Charles Schwab Corp. (SCHW.US) shares are up almost 4% in premarket trading Friday, briefly brushing its record closing high of $96 set back in January 2022. The rally came after Schwab posted better-than-expected earnings and revenue for Q2, fueled by a notable resurgence in retail trading activity and a significant inflow of new accounts.

  • For the quarter ending June 30, net income came in at $1.98 billion, or $1.08 per share. While down from a year-ago spike of $4.69 billion (or $5.85 per share), the figure still topped analyst expectations.

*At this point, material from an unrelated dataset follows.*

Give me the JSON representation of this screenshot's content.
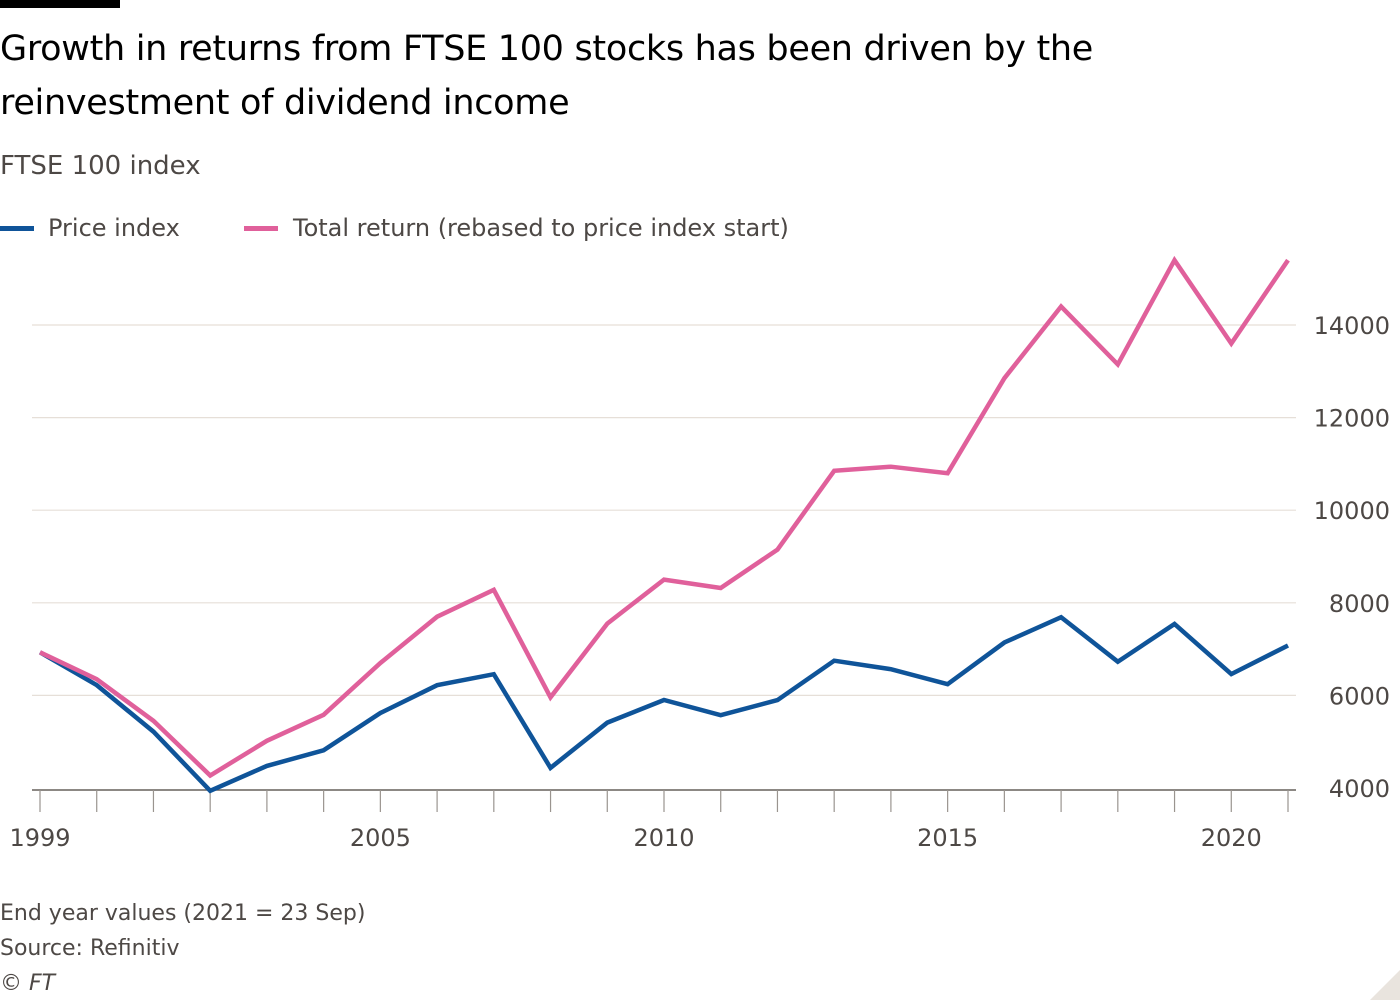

On an adjusted basis, Schwab reported earnings of $1.14 per share, beating the FactSet consensus estimate of $1.10. Total revenue also impressed, rising to a record $5.85 billion, up from $4.69 billion last year and surpassing Wall Street’s $5.73 billion forecast.
  • One of the standout metrics for the quarter was a 23% surge in trading revenue, which hit $952 million. The jump reflects intensified market engagement during April’s dramatic equity pullback—dubbed by some as “Liberation Day,” when markets were jolted by a flurry of macroeconomic and geopolitical crosswinds. That Q2 volatility boosted Schwab’s transactional volumes and profits.

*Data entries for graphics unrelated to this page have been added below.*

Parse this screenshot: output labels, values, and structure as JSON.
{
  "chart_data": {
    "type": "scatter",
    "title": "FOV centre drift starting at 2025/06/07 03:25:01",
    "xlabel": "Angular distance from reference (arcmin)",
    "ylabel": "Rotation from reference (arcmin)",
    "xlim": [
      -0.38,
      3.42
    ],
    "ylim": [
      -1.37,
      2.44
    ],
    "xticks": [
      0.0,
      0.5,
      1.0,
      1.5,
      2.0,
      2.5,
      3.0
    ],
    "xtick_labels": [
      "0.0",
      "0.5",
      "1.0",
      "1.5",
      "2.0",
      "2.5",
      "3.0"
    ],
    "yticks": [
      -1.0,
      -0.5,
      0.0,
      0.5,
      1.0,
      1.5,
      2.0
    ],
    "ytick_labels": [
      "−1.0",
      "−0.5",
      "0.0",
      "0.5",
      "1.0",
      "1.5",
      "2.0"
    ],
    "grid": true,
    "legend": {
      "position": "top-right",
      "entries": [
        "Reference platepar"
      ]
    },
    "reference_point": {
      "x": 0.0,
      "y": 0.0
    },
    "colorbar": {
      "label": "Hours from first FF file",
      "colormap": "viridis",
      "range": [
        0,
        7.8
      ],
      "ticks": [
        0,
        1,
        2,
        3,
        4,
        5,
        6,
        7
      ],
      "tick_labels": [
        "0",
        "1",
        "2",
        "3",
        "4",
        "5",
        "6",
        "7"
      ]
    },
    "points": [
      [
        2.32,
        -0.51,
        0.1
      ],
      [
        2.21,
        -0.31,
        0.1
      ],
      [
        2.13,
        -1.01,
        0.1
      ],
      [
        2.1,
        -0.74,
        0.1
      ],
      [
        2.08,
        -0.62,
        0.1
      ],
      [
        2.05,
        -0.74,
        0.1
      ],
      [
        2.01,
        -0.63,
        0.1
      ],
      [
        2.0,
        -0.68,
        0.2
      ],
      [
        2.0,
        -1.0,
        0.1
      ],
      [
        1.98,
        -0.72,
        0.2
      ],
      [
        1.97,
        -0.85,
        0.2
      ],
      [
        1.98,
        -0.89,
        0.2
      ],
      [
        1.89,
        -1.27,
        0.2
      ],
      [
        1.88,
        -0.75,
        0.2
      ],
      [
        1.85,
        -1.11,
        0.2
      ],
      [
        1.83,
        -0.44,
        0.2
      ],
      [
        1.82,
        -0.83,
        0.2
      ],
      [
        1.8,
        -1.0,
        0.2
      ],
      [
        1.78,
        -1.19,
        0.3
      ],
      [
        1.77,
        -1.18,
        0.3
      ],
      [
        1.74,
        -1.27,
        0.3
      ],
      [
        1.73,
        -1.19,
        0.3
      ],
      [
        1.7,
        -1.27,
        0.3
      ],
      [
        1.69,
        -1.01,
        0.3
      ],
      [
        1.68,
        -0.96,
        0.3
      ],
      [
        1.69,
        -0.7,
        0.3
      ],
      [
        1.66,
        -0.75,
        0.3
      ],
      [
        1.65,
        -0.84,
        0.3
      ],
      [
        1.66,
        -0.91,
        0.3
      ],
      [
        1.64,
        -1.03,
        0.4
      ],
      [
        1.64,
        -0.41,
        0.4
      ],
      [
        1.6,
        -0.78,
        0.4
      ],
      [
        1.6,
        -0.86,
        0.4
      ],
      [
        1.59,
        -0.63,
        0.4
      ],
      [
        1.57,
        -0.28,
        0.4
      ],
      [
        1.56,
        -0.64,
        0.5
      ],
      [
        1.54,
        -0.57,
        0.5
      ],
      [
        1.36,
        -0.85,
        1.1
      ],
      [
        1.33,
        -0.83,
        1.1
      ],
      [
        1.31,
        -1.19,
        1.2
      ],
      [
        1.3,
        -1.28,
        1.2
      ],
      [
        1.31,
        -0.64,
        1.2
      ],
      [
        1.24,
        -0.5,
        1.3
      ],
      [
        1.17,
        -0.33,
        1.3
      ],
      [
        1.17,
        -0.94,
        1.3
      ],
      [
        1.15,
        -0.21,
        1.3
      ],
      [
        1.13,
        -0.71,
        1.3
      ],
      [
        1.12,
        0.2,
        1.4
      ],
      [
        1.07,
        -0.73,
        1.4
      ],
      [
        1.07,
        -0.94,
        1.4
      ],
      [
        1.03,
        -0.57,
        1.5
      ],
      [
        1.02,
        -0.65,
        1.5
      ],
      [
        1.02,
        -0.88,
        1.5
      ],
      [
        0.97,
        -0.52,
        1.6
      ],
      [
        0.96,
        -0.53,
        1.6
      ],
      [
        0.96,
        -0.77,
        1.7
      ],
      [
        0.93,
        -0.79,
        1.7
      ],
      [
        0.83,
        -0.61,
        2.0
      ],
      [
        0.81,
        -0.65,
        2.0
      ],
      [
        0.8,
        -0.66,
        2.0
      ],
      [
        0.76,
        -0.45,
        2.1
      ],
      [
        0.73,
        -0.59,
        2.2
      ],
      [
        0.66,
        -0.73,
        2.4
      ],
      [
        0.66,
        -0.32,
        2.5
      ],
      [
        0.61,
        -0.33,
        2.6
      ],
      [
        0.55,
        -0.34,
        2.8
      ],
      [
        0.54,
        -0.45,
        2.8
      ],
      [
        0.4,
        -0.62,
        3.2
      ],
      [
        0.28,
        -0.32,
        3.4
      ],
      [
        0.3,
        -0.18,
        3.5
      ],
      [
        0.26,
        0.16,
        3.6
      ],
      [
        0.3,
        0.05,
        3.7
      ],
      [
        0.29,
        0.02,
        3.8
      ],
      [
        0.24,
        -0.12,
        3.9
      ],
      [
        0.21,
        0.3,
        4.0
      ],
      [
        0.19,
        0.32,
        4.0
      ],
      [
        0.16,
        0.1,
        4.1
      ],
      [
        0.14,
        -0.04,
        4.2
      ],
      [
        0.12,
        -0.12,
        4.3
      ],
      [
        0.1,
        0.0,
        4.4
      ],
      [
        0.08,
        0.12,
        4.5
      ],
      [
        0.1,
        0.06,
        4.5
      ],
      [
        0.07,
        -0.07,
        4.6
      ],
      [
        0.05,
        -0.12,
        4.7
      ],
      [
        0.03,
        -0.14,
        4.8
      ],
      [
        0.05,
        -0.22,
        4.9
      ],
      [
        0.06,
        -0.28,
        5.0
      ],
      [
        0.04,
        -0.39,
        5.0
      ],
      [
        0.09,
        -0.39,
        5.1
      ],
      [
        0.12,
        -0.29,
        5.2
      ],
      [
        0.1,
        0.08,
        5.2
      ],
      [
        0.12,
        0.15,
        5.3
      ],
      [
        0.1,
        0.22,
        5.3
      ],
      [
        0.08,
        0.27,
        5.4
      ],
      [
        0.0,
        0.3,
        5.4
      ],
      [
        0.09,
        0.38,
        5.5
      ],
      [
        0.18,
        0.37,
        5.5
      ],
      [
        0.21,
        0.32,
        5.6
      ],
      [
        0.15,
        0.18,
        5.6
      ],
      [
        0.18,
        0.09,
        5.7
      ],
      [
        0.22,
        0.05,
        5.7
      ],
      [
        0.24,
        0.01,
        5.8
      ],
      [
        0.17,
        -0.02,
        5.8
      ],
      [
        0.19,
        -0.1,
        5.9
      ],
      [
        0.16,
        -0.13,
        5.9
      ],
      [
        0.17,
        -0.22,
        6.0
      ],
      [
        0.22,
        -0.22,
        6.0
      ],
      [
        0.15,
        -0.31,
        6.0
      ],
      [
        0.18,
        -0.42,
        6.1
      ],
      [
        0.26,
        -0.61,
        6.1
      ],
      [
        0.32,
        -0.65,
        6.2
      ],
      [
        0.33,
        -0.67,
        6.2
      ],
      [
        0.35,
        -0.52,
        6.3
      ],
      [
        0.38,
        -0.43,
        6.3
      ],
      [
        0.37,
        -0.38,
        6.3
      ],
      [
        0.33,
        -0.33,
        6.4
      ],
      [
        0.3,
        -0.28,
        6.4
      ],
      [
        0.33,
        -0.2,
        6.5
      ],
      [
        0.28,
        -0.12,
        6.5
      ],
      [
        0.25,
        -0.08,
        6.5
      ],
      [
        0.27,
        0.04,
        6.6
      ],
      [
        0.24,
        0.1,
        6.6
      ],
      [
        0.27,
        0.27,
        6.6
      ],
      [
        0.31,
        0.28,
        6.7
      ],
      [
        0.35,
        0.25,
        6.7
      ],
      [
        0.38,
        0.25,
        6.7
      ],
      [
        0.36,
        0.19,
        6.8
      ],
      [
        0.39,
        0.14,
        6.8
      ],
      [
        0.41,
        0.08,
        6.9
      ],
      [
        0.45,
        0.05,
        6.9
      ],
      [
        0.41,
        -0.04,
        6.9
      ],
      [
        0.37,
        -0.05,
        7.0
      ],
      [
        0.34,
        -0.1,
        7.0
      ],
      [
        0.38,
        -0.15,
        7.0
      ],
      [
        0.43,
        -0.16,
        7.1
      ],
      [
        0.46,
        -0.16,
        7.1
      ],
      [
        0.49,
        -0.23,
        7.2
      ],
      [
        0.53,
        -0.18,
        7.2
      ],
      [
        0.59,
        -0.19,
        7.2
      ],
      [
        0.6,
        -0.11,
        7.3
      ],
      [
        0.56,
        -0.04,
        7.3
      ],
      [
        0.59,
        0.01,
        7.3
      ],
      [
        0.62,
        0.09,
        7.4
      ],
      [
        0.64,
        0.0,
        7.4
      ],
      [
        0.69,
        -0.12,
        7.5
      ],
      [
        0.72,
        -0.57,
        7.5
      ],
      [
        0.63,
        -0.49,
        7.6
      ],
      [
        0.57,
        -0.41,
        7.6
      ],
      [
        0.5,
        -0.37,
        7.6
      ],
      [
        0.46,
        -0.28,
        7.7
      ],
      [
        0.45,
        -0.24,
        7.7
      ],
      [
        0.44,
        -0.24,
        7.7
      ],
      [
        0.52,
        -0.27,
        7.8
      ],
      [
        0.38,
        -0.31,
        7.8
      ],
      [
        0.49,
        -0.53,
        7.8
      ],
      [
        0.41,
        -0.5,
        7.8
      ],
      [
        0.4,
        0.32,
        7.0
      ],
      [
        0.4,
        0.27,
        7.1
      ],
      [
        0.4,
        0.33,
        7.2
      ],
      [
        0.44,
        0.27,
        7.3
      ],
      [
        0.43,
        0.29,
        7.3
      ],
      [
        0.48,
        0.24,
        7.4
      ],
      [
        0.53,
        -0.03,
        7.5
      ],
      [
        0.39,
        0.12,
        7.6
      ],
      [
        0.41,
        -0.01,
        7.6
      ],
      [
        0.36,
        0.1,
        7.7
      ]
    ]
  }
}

  • Schwab's client acquisition engine showed no signs of fatigue. The company reported over 1 million new brokerage accounts opened during the quarter. It's a significant figure by any measure—even for one of the largest retail brokerages in the world. Additionally, the firm attracted $80.3 billion in core net new assets, a 31% increase year-over-year. This influx helped push Schwab’s total client assets to a record $10.76 trillion, reflecting 14% annual growth.

SCHW.US, D1 interval

Through Thursday’s close, Schwab’s stock had gained almosg 26% year-to-date—significantly outperforming both the S&P 500 index and the Financial Select Sector SPDR ETF.  The return of active traders, alongside strong account growth and record assets, paints a picture of a firm well-positioned to benefit from both volatility-fueled trading spikes and long-term wealth management flows. As for now, shares in pre-market are higher than during the 2021 high.